The main objective of Links is to develop methods for querying and managing linked data collections. Even though open linked data is the most prominent example, we will focus on hybrid linked data collections, which are collections of semi-structured datasets in hybrid formats: graph-based, rdf , relational, and NoSQL . The elements of these datasets may be linked, either by pointers or by additional relations between the elements of the different datasets, for instance the “same-as” or “member-of” relations as in rdf .

The advantage of traditional data models is that there exist powerful querying methods and technologies that one might want to preserve. In particular, they come with powerful schemas that constraint the possible manners in which knowledge is represented to a finite number of patterns. The exhaustiveness of these patterns is essential for writing of queries that cover all possible cases. Pattern violations are excluded by schema validation. In contrast, rdf schema languages such as rdfs can only enrich the relations of a dataset by new relations, which also helps for query writing, but which cannot constraint the number of possible patterns, so that they do not come with any reasonable notion of schema validation.

The main weakness of traditional formats, however, is that they do not scale to large data collections as stored on the Web, while the rdf data models scales well to very big collections such as linked open data. Therefore, our objective is to study mixed data collections, some of which may be in rdf format, in which we can lift the advantages of smaller datasets in traditional formats to much larger linked data collections. Such data collections are typically distributed over the internet, where data sources may have rigid query facilities that cannot be easily adapted or extended.

The main assumption that we impose in order to enable the logical approach, is that the given linked data collection must be correct in most dimensions. This means that all datasets are well-formed with respect to their available constraints and schemas, and clean with respect to the data values in most of the components of the relations in the datasets. One of the challenges is to integrate good quality rdf datasets into this setting, another is to clean the incorrect data in those dimensions that are less proper. It remains to be investigated in how far these assumptions can be maintained in realistic applications, and how much they can be weakened otherwise.

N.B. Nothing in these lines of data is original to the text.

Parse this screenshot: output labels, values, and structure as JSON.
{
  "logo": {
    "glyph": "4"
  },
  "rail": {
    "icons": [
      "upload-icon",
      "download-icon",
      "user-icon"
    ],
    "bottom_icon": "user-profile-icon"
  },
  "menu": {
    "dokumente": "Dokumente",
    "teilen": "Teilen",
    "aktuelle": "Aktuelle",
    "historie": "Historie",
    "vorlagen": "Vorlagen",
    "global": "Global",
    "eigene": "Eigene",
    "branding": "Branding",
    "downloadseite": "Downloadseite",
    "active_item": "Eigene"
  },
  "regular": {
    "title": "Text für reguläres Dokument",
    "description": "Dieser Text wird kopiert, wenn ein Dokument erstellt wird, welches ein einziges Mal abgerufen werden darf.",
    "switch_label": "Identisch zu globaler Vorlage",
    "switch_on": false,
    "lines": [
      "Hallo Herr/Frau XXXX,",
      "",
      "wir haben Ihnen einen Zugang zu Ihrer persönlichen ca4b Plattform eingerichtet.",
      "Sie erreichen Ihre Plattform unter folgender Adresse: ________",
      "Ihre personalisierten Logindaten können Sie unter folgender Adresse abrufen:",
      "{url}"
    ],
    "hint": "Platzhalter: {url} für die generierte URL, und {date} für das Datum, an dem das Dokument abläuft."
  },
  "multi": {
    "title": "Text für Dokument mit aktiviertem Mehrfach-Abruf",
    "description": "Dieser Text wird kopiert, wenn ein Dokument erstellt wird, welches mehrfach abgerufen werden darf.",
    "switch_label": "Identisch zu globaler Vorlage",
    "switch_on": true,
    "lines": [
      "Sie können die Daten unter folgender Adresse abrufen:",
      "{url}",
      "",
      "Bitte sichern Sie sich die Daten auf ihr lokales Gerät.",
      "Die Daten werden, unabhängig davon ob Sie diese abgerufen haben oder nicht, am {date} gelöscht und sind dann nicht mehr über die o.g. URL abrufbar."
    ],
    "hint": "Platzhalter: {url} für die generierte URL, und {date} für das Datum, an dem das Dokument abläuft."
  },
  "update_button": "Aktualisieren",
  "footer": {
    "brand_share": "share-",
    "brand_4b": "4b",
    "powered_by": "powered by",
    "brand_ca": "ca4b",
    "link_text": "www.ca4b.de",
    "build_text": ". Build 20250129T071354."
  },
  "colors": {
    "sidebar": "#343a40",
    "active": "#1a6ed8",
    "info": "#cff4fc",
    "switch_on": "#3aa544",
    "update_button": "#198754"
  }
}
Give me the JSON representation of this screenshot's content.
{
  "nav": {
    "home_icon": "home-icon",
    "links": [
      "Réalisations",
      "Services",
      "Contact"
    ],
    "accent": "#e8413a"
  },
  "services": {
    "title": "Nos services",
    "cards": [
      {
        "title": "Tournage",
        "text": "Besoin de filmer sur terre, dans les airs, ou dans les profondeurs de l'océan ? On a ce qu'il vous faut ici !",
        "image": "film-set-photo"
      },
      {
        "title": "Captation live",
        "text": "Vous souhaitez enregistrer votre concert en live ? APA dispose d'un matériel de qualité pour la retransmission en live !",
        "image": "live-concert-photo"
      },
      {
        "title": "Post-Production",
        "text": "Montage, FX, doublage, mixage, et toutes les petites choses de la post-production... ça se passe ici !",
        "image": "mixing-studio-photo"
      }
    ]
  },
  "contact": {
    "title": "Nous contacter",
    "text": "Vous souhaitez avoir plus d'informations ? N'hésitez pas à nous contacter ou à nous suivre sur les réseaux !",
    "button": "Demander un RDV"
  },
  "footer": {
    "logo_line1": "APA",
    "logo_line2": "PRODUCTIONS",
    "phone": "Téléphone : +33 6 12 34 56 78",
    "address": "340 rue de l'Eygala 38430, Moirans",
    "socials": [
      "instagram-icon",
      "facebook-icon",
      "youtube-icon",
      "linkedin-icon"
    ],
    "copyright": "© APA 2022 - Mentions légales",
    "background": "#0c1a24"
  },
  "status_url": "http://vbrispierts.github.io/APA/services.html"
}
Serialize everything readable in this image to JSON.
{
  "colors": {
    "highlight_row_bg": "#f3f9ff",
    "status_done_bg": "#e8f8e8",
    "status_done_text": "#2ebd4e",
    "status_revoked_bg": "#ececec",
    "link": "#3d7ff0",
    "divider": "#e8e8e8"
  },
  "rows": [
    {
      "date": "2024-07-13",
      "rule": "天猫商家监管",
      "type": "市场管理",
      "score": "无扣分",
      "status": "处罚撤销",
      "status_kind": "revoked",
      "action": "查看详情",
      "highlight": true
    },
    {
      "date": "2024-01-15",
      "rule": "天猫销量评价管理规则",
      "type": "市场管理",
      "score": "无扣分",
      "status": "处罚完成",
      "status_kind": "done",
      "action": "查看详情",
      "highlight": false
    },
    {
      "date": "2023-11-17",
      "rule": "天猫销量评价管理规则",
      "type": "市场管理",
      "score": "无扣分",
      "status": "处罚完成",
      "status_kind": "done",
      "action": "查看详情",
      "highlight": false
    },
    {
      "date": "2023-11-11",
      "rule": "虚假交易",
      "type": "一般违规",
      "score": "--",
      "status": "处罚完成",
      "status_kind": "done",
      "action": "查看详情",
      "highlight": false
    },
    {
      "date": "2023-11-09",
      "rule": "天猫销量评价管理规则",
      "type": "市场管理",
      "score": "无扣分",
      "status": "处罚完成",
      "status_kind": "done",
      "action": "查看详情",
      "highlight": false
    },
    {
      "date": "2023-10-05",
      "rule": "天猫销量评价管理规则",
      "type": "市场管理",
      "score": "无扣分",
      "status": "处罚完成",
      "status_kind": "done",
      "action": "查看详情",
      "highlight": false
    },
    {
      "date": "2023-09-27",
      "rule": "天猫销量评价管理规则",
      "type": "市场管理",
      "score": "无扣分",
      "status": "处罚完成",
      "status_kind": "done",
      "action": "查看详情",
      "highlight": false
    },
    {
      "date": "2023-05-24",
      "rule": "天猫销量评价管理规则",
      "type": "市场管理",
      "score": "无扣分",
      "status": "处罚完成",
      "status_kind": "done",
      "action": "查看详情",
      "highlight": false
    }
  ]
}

For querying linked data collections, the main problems are to resolve the heterogeneity of data formats and schemas, to understand the efficiency and expressiveness of recursive queries, that can follow links repeatedly, to answer queries under constraints, and to optimize query answering algorithms based on static analysis. When linked data is dynamically created, exchanged, or updated, the problems are how to process linked data incrementally, and how to manage linked data collections that change dynamically. In any case (static and dynamic) one needs to find appropriate schema mappings for linking semi-structured datasets. We will study how to automatize parts of this search process by developing symbolic machine learning techniques for linked data collections.